Activités anthropiques

Les menaces liées aux actions anthropiques qui pèsent sur les ressources génétiques forestières sont notamment celles dues aux activités agro-pastorales. L'extension des surfaces cultivées se fait au rythme de 3,5% par an aux dépens des zones pastorales du Nord et des formations forestières au Sud. La mise en valeur des zones humides a privé beaucoup d'espèces de leur habitat naturel. La pratique de culture de contre-saison, notamment dans les bas-fonds et les cuvettes renfermant d'importants peuplements d’Acacia nilotica et d’Acacia seyal, a eu pour conséquence la destruction de peuplements entiers de ces deux espèces. La faible performance du secteur agricole, caractérisée par une baisse continue des rendements et une expansion des superficies agricoles au dépend des ressources forestières, demeure la principale menace sur les ressources génétiques forestières. En effet, une récente étude sur la diversité biologique agricole montre cette situation au niveau des deux principales cultures vivrières, à savoir le mil et le sorgho:

- Les superficies emblavées de mil sont passées respectivement de 3 072 420 ha en 1980 à 5 021 192 ha en 1996 pour une production respective de 1 362 785 tonnes de mil en 1980 contre 1 761 062 tonnes de mil en 1996. Le rendement du mil et du sorgho est en diminution et la productivité relative de l’agriculture nigérienne est en baisse. Les rendements du mil, sorgho et de l’arachide (durant la période 1980-85) correspondant à peu près à la moitié des rendements moyens atteints dans les autres pays de l’Afrique de l’Ouest.

- Les superficies emblavées de sorgho, sont passées de 768 070 ha en 1980 à 2 115 355 ha en 1996. Malgré cet accroissement spectaculaire des superficies, la production moyenne est restée constante autour de 500 000 tonnes par an. Le rendement est par ailleurs passé de 600 kg/an en moyenne pour la période 1953-1970 à 300 kg/an en moyenne pour la période 1985/1989.

Ainsi, l’augmentation de la production agricole ne s’est pas fait sur la base d’une augmentation de la productivité des terres, mais plutôt au prix d’une extension inconsidérée des superficies cultivées aux dépens des ressources forestières et pastorales.

La pratique des cultures jusqu'en zone pastorale est aussi la cause principale de disparition de boisements dans les vallées des zones pastorales privant ainsi les animaux du précieux pâturage aérien indispensable en période sèche et de soudure (début d'hivernage).
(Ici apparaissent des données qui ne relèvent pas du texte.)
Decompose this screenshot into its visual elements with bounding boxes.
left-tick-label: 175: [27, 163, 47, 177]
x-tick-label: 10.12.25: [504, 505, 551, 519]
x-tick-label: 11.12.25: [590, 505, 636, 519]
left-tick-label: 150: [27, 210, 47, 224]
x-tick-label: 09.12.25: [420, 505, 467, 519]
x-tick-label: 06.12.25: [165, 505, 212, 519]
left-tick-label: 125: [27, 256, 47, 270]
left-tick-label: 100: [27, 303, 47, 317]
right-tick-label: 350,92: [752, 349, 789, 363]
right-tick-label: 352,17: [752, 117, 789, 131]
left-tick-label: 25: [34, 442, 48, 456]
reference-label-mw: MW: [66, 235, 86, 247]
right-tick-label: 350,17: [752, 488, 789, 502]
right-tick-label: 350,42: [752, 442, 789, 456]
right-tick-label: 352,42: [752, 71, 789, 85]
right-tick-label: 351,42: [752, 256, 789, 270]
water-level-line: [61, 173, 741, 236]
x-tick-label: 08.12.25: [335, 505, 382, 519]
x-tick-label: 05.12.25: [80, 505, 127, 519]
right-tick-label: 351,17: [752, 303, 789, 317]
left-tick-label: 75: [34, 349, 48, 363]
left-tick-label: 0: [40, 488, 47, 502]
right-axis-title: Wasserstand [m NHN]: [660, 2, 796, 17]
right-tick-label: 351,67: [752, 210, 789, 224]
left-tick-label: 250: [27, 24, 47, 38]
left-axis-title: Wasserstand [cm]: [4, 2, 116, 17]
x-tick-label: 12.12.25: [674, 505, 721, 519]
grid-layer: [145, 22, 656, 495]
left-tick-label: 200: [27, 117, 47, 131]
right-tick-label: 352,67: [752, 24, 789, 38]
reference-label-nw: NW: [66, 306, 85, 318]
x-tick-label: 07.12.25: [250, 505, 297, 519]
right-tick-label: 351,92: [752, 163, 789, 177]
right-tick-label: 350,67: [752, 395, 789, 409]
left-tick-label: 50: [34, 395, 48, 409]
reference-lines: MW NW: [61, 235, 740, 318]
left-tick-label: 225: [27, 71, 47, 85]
Les espèces les plus concernées sont Acacia raddiana, Acacia senegal et Commiphora africana. En zone agricole, les ligneux fourragers sont l'objet de multiples mutilations aboutissant à leur affaiblissement et à leur disparition comme c'est le cas de Pterocarpus luscens dans la forêt de Fayra (Torodi à 50 km au Sud-Ouest de Niamey). Dans les aires cultivées, la végétation naturelle polyspécifique est remplacée par une végétation éparse dans les champs dominée par des espèces appréciées pour leurs produits: Faidherbia albida, Acacia senegal, Adansonia digitata, Balanites aegyptiaca, Ficus spp., Parkia biglobosa et Tamarindus indica.

Degré d'érosion génétique

Il serait fastidieux et même hasardeux d'essayer de présenter le degré d'érosion génétique pour chacune des espèces dont la diversité est reconnue au Niger. Il n'y a aucune étude sérieuse pour appréhender ce phénomène. S'il est vrai que la sécheresse et les activités anthropiques ont conduit à la disparition ou à la réduction drastique de peuplements forestiers, il faut reconnaître qu'aucune étude n'a été faite sur la perte de variabilité génétique au niveau local ou sur l'ensemble du pays. Seule une étude réalisée en 1993 par le Département de recherche forestière de l'INRAN a porté sur un inventaire localisé des espèces disparues ou en voie de disparition dans le département de Diffa à l’extrême Est du pays.